Poi arriva il problema della classe dirigente. Renzi avrebbe ceduto alla tentazione dell’uomo solo al comando contro tutti, senza cinghie di trasmissione nella società e nel suo partito, cercando un rapporto diretto con l’elettorato. Anche qui c’è del vero. Come ha più volte affermato Massimo Cacciari, non si può governare contro tutti: magistrati, insegnanti, pubblici dipendenti, sindacati, politici di vecchia data, etc.

L’Italia è imprigionata da un meccanismo corporativo di conservazione, che deve essere preventivamente   e necessariamente messo in discussione. In base a questo meccanismo viene inoltre selezionata e formata la classe dirigente e quindi la situazione tende a perpetuarsi e a impaludare tutto il Paese. Se guardiamo indietro, non dico certo che non sia stato fatto nulla, ma sicuramente non si è fatto molto.

Se stiamo ad aspettare, prima di partire, una nuova classe dirigente, aspettiamo per vent’anni   Godot. Meglio provare a partire a costo di sbagliare parecchie cose, con la possibilità di aggiustarle strada facendo, piuttosto che discutere all’infinito per trovare continuamente motivi plausibili di rinvio. È la solita storia: a chi ha governato per tempi biblici si perdona molto, a chi ha appena iniziato a governare non si perdona nulla.
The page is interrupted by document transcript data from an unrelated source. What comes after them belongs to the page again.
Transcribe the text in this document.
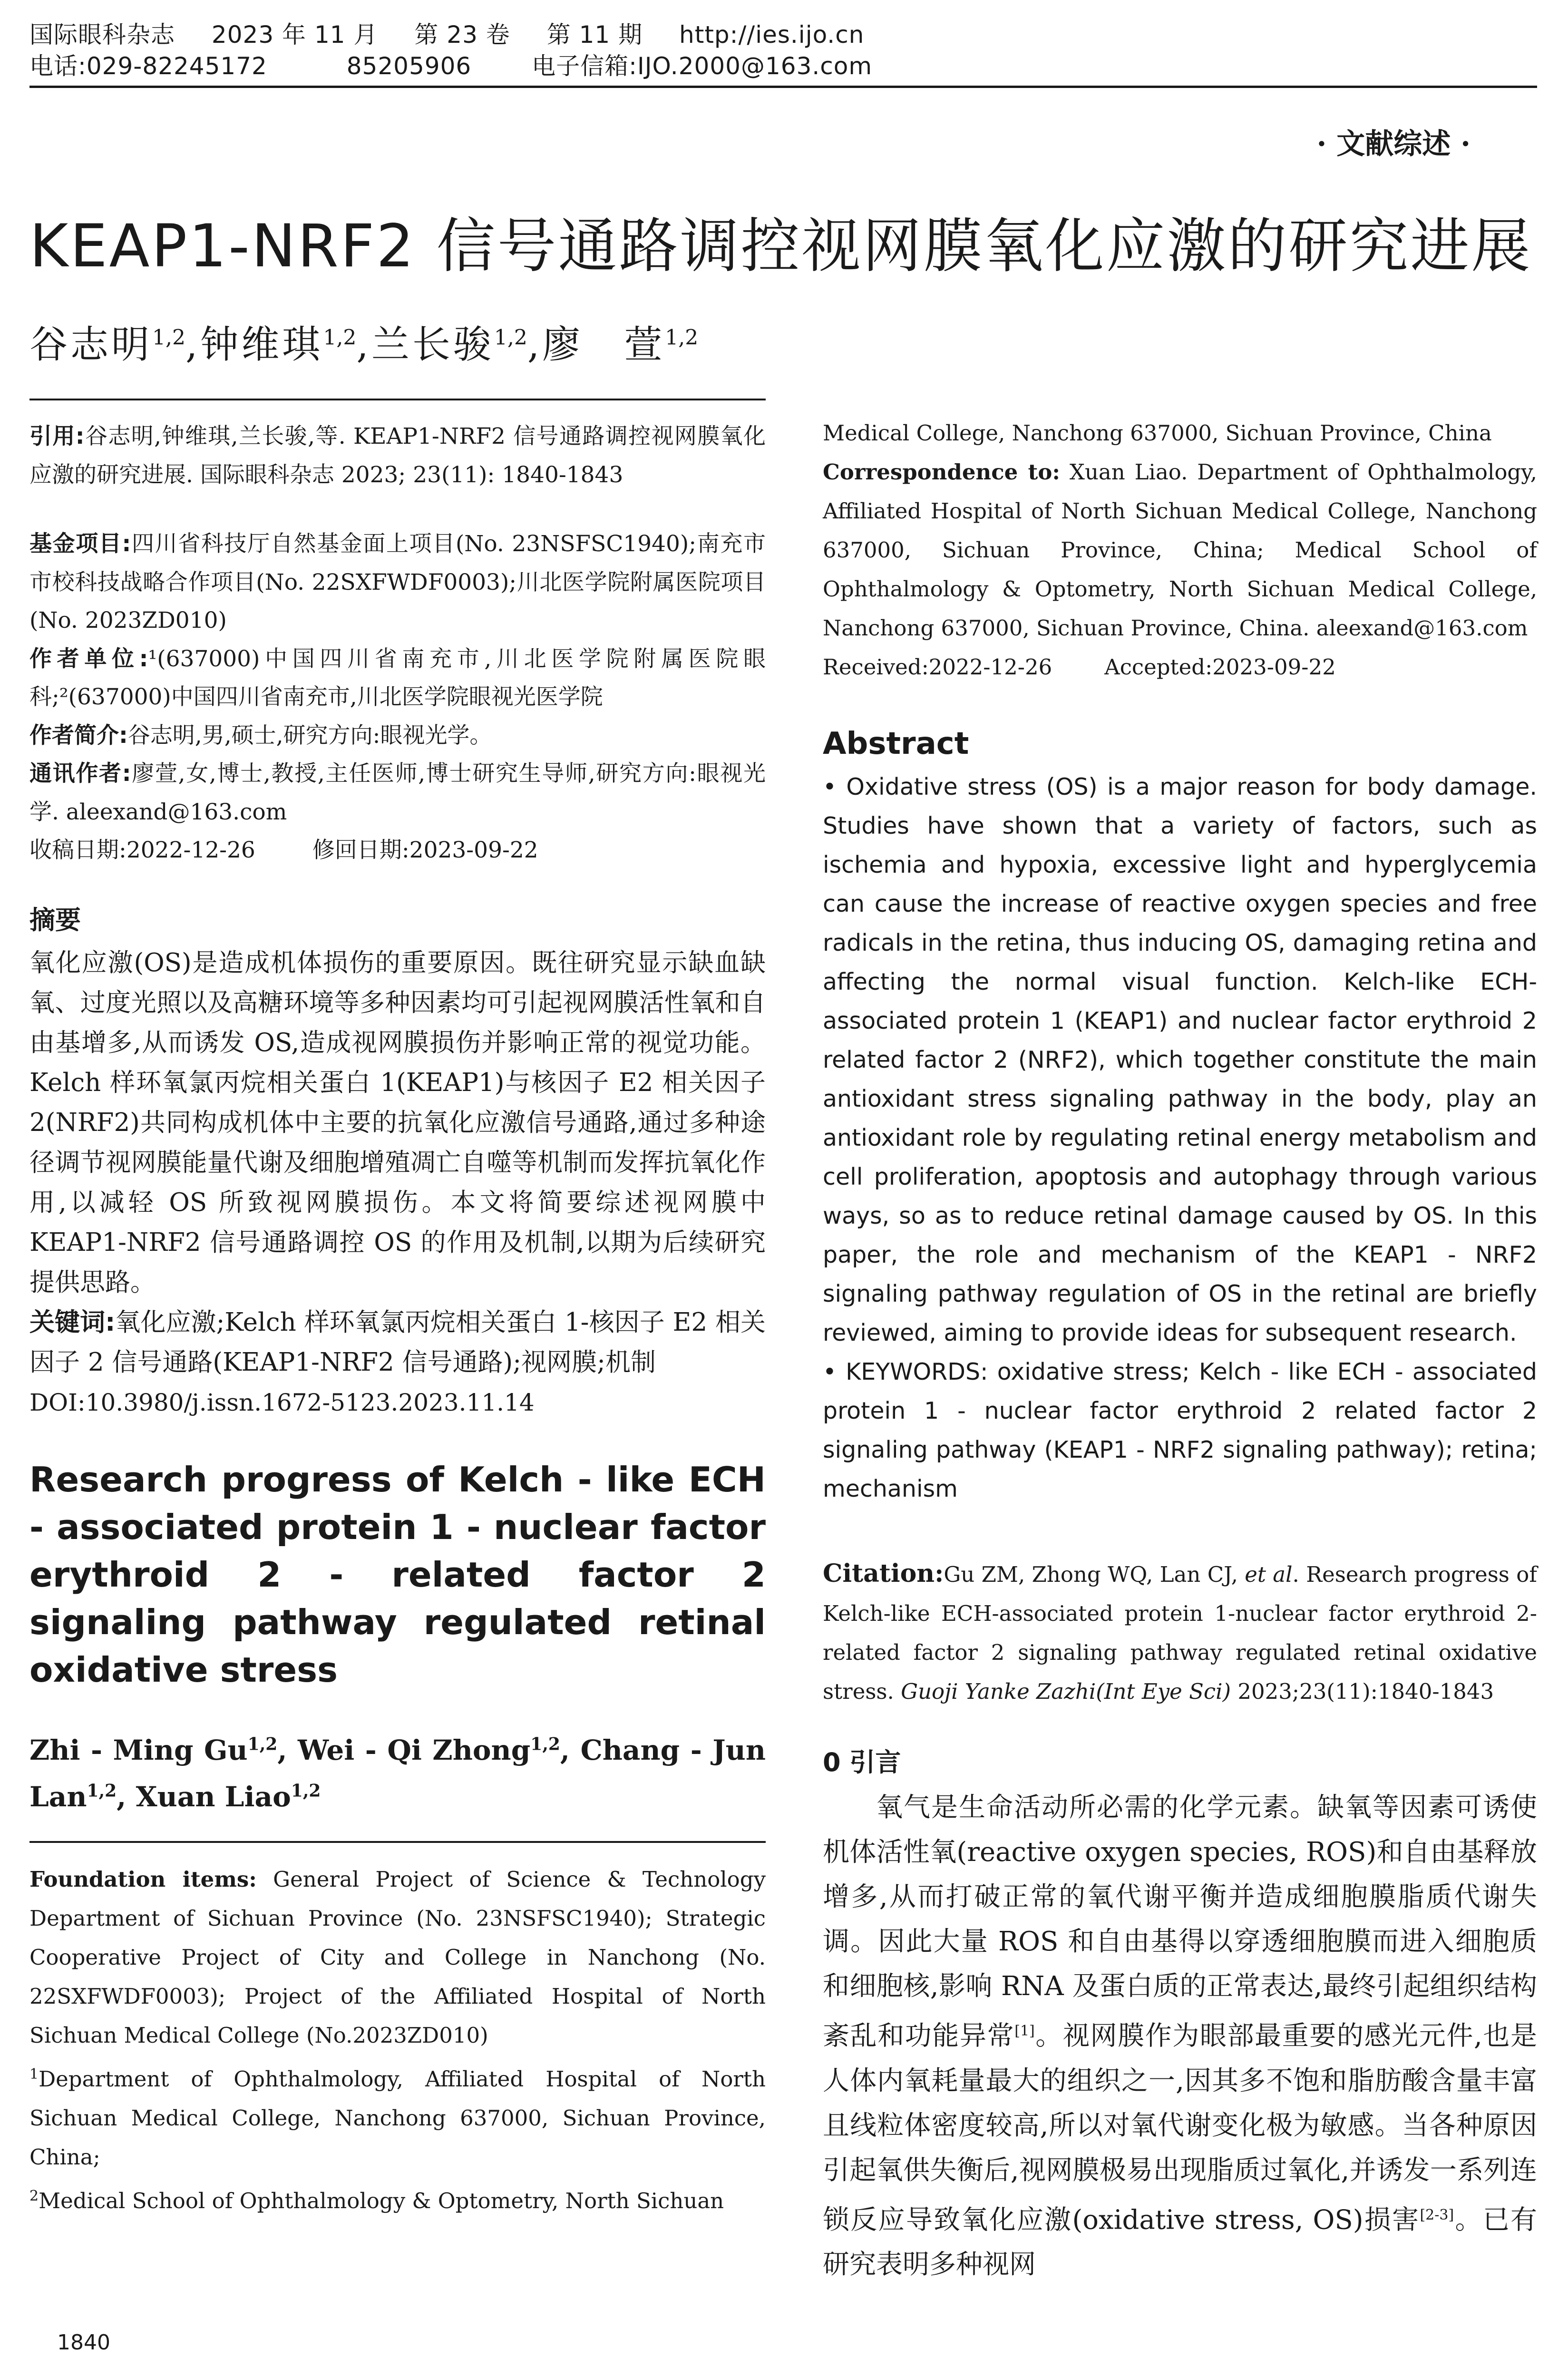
国际眼科杂志 2023 年 11 月 第 23 卷 第 11 期 http://ies.ijo.cn
电话:029-82245172	85205906	电子信箱:IJO.2000@163.com
· 文献综述 ·
KEAP1-NRF2 信号通路调控视网膜氧化应激的研究进展
谷志明$^{1,2}$,钟维琪$^{1,2}$,兰长骏$^{1,2}$,廖　萱$^{1,2}$

引用:谷志明,钟维琪,兰长骏,等. KEAP1-NRF2 信号通路调控视网膜氧化应激的研究进展. 国际眼科杂志 2023; 23(11): 1840-1843

基金项目:四川省科技厅自然基金面上项目(No. 23NSFSC1940);南充市市校科技战略合作项目(No. 22SXFWDF0003);川北医学院附属医院项目(No. 2023ZD010)

作者单位:¹(637000)中国四川省南充市,川北医学院附属医院眼科;²(637000)中国四川省南充市,川北医学院眼视光医学院

作者简介:谷志明,男,硕士,研究方向:眼视光学。

通讯作者:廖萱,女,博士,教授,主任医师,博士研究生导师,研究方向:眼视光学. aleexand@163.com

收稿日期:2022-12-26	修回日期:2023-09-22

摘要

氧化应激(OS)是造成机体损伤的重要原因。既往研究显示缺血缺氧、过度光照以及高糖环境等多种因素均可引起视网膜活性氧和自由基增多,从而诱发 OS,造成视网膜损伤并影响正常的视觉功能。Kelch 样环氧氯丙烷相关蛋白 1(KEAP1)与核因子 E2 相关因子 2(NRF2)共同构成机体中主要的抗氧化应激信号通路,通过多种途径调节视网膜能量代谢及细胞增殖凋亡自噬等机制而发挥抗氧化作用,以减轻 OS 所致视网膜损伤。本文将简要综述视网膜中 KEAP1-NRF2 信号通路调控 OS 的作用及机制,以期为后续研究提供思路。

关键词:氧化应激;Kelch 样环氧氯丙烷相关蛋白 1-核因子 E2 相关因子 2 信号通路(KEAP1-NRF2 信号通路);视网膜;机制

DOI:10.3980/j.issn.1672-5123.2023.11.14

Research progress of Kelch - like ECH - associated protein 1 - nuclear factor erythroid 2 - related factor 2 signaling pathway regulated retinal oxidative stress
Zhi - Ming Gu$^{1,2}$, Wei - Qi Zhong$^{1,2}$, Chang - Jun Lan$^{1,2}$, Xuan Liao$^{1,2}$

Foundation items: General Project of Science & Technology Department of Sichuan Province (No. 23NSFSC1940); Strategic Cooperative Project of City and College in Nanchong (No. 22SXFWDF0003); Project of the Affiliated Hospital of North Sichuan Medical College (No.2023ZD010)

$^1$Department of Ophthalmology, Affiliated Hospital of North Sichuan Medical College, Nanchong 637000, Sichuan Province, China;

$^2$Medical School of Ophthalmology & Optometry, North Sichuan

Medical College, Nanchong 637000, Sichuan Province, China

Correspondence to: Xuan Liao. Department of Ophthalmology, Affiliated Hospital of North Sichuan Medical College, Nanchong 637000, Sichuan Province, China; Medical School of Ophthalmology & Optometry, North Sichuan Medical College, Nanchong 637000, Sichuan Province, China. aleexand@163.com

Received:2022-12-26 Accepted:2023-09-22

Abstract

• Oxidative stress (OS) is a major reason for body damage. Studies have shown that a variety of factors, such as ischemia and hypoxia, excessive light and hyperglycemia can cause the increase of reactive oxygen species and free radicals in the retina, thus inducing OS, damaging retina and affecting the normal visual function. Kelch-like ECH-associated protein 1 (KEAP1) and nuclear factor erythroid 2 related factor 2 (NRF2), which together constitute the main antioxidant stress signaling pathway in the body, play an antioxidant role by regulating retinal energy metabolism and cell proliferation, apoptosis and autophagy through various ways, so as to reduce retinal damage caused by OS. In this paper, the role and mechanism of the KEAP1 - NRF2 signaling pathway regulation of OS in the retinal are briefly reviewed, aiming to provide ideas for subsequent research.

• KEYWORDS: oxidative stress; Kelch - like ECH - associated protein 1 - nuclear factor erythroid 2 related factor 2 signaling pathway (KEAP1 - NRF2 signaling pathway); retina; mechanism

Citation:Gu ZM, Zhong WQ, Lan CJ, et al. Research progress of Kelch-like ECH-associated protein 1-nuclear factor erythroid 2-related factor 2 signaling pathway regulated retinal oxidative stress. Guoji Yanke Zazhi(Int Eye Sci) 2023;23(11):1840-1843

0 引言

氧气是生命活动所必需的化学元素。缺氧等因素可诱使机体活性氧(reactive oxygen species, ROS)和自由基释放增多,从而打破正常的氧代谢平衡并造成细胞膜脂质代谢失调。因此大量 ROS 和自由基得以穿透细胞膜而进入细胞质和细胞核,影响 RNA 及蛋白质的正常表达,最终引起组织结构紊乱和功能异常[1]。视网膜作为眼部最重要的感光元件,也是人体内氧耗量最大的组织之一,因其多不饱和脂肪酸含量丰富且线粒体密度较高,所以对氧代谢变化极为敏感。当各种原因引起氧供失衡后,视网膜极易出现脂质过氧化,并诱发一系列连锁反应导致氧化应激(oxidative stress, OS)损害[2-3]。已有研究表明多种视网

1840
In questi giorni si fa un gran scrivere su Emmanuel Macron, il candidato all’Eliseo che assomiglia al Tony Blair degli esordi; secondo me assomiglia molto anche a Matteo Renzi. Allora non eravamo e non siamo, con Renzi, così fuori dal mondo e dalla realtà. Qualcuno sostiene che la via di Macron sia l’unica in grado di preservare la Francia dalla sciagurata deriva lepenista.

Il governo Renzi non era sottovalutato in sede europea, anzi. Qualcosa vorrà pur dire. Qualcuno dice che questo chiamare a raccolta i progressisti di destra e sinistra su riforme liberali, garantendo alcuni capisaldi del modello sociale, sulla base di due parole chiave, libertà e protezione, possa essere il futuro del riformismo. Alcuni a sinistra fanno finta di scandalizzarsi si strappano le vesti, spaccano i partiti, spostano indietro le lancette della sinistra. Questioni importanti e apertissime.

Ben vengano simili sostanziose discussioni, sarebbe già tanto che le prossime elezioni politiche avvenissero sulla base di valutazioni di questo livello. Temo invece che si vada o si andrà al voto in un clima banalizzato e drogato, se non addirittura falsato.